For instance, even the daughter of a well-known ayatollah has gone public saying that Khamenei “holds a grudge in his heart” against Rafsanjani and former presidential candidates Mir Hossein Mousavi and Mehdi Karoubi “because of the Imam’s [Khomeini’s] love and support for them and also because in comparison to these three, in particular Hashemi [Rafsanjani] and Mousavi, he is clearly a second-rate individual.” Khamenei is now being widely blamed for anything from Iran’s falling production capacity to mounting inflation and widespread corruption.

That raises the question; what about the IRGC’s support for the Supreme Leader?

The Iranian diaspora largely considers this to be pure propaganda. Yet the fact is the IRGC is now a monster conglomerate with myriad military-industrial, economic and financial interests. Top managers – and the array of enterprises they control – are bound to the ethos of antagonizing the West, the same West from whose sanctions they profit, handsomely. So, for them, the status quo is nice and dandy – even with the everyday possibility of a miscalculation, or a false flag operation, leading to war.

At the same time, the IRGC may count on the key strategic/political support of BRICS members Russia and China – and is certain that the country will be able to dribble the embargo and keep selling oil mostly to Asian clients.

But what’s really juicy, in terms of the internal dynamic, is the fact that the cream of the IRGC is now engaged in a sort of economic war against the bazaaris – the traditionally very conservative Persian merchants.

It’s crucial to remember that these bazaaris financed the so-called “Path of the Imam” Islamic revolution in 1979. They were – and remain – radically anti-colonialism (especially as practiced by the British and then the Americans); but this does not mean they are anti-Western (something that most in the West still don’t understand).

Once again, as top Iranian analysts have been ceaselessly pointing out, one must remember that the Islamic revolution’s original motto was “Neither East nor West”; what mattered was a sort of curiously Buddhist “middle of the road” – exactly that “Path of the Imam” that would guarantee Islamic Iran as a sovereign, non-aligned country.

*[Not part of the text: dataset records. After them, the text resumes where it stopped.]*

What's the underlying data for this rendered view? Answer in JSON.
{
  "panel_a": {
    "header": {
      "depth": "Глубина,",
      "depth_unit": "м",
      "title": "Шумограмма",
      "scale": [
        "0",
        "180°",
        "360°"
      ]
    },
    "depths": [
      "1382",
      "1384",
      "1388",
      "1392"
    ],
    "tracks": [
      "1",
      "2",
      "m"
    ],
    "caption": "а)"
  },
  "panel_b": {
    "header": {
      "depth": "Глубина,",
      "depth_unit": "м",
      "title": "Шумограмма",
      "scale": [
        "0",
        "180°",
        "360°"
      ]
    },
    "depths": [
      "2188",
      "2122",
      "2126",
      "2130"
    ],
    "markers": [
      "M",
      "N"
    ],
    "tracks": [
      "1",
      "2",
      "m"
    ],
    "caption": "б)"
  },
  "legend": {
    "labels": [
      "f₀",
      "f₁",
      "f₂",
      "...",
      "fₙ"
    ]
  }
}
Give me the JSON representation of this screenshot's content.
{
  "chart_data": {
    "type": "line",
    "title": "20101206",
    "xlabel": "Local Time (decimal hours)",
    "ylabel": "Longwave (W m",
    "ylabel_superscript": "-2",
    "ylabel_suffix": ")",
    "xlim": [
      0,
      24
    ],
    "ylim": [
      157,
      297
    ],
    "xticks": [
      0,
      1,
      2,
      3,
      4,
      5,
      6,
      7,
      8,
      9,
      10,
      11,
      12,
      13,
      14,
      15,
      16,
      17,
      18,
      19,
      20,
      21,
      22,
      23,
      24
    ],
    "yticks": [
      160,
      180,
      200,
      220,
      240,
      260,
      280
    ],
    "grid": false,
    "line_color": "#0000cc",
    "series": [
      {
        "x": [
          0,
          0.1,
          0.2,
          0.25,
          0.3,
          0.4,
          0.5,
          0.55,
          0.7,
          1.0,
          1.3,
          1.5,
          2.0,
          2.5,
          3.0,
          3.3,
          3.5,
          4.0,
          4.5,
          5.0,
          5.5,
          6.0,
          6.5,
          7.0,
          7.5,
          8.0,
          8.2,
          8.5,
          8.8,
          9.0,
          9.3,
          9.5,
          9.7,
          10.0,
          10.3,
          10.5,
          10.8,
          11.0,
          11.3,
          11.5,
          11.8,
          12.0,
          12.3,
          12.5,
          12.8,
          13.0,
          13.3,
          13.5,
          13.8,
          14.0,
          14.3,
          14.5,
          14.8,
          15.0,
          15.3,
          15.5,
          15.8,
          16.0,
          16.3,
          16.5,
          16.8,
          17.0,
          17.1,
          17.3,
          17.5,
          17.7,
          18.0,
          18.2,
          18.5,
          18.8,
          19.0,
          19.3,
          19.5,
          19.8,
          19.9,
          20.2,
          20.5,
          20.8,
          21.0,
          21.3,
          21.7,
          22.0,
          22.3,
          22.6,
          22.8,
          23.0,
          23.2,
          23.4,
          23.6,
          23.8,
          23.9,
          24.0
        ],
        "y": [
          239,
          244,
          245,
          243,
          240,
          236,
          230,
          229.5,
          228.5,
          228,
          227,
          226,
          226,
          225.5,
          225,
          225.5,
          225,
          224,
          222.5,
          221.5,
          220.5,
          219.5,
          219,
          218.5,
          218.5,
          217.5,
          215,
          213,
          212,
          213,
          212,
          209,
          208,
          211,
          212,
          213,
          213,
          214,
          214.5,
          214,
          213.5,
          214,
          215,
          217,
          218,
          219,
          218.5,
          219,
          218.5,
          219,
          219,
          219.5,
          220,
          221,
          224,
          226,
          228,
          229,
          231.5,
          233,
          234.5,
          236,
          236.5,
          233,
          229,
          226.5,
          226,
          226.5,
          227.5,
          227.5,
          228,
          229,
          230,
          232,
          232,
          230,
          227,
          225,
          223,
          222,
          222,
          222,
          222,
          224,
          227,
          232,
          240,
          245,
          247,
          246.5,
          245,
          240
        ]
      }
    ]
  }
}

And guess who was part of this original “Path of the Imam” coalition of the willing? Exactly; Khamenei (and Ahmadinejad) foes Mousavi, Khatami, Karoubi and Rafsanjani, not to mention a moderate faction of the IRGC, graphically symbolized by former IRGC commander and former presidential candidate Mohsen Rezai.

So what the “Path of the Imam” coalition is essentially saying is that Khamenei is a traitor of the principles of the revolution; they accuse him of trying to become a sort of Shi’ite caliph – an absolute ruler. This message is increasingly getting public resonance among millions of Iranians who believe in a true “Islamic”, but most of all “republic” state.

And that leads us to the Supreme Leader’s supreme fear; that a coalition of Islamic republic purists – including powerful Qom clerics and powerful IRGC commanders or former commanders – may eventually rise up, get rid of him, and finally implement their dream of a true Islamic republic. Only this is certain; the one thing they won’t get rid of is Iran’s civilian nuclear program.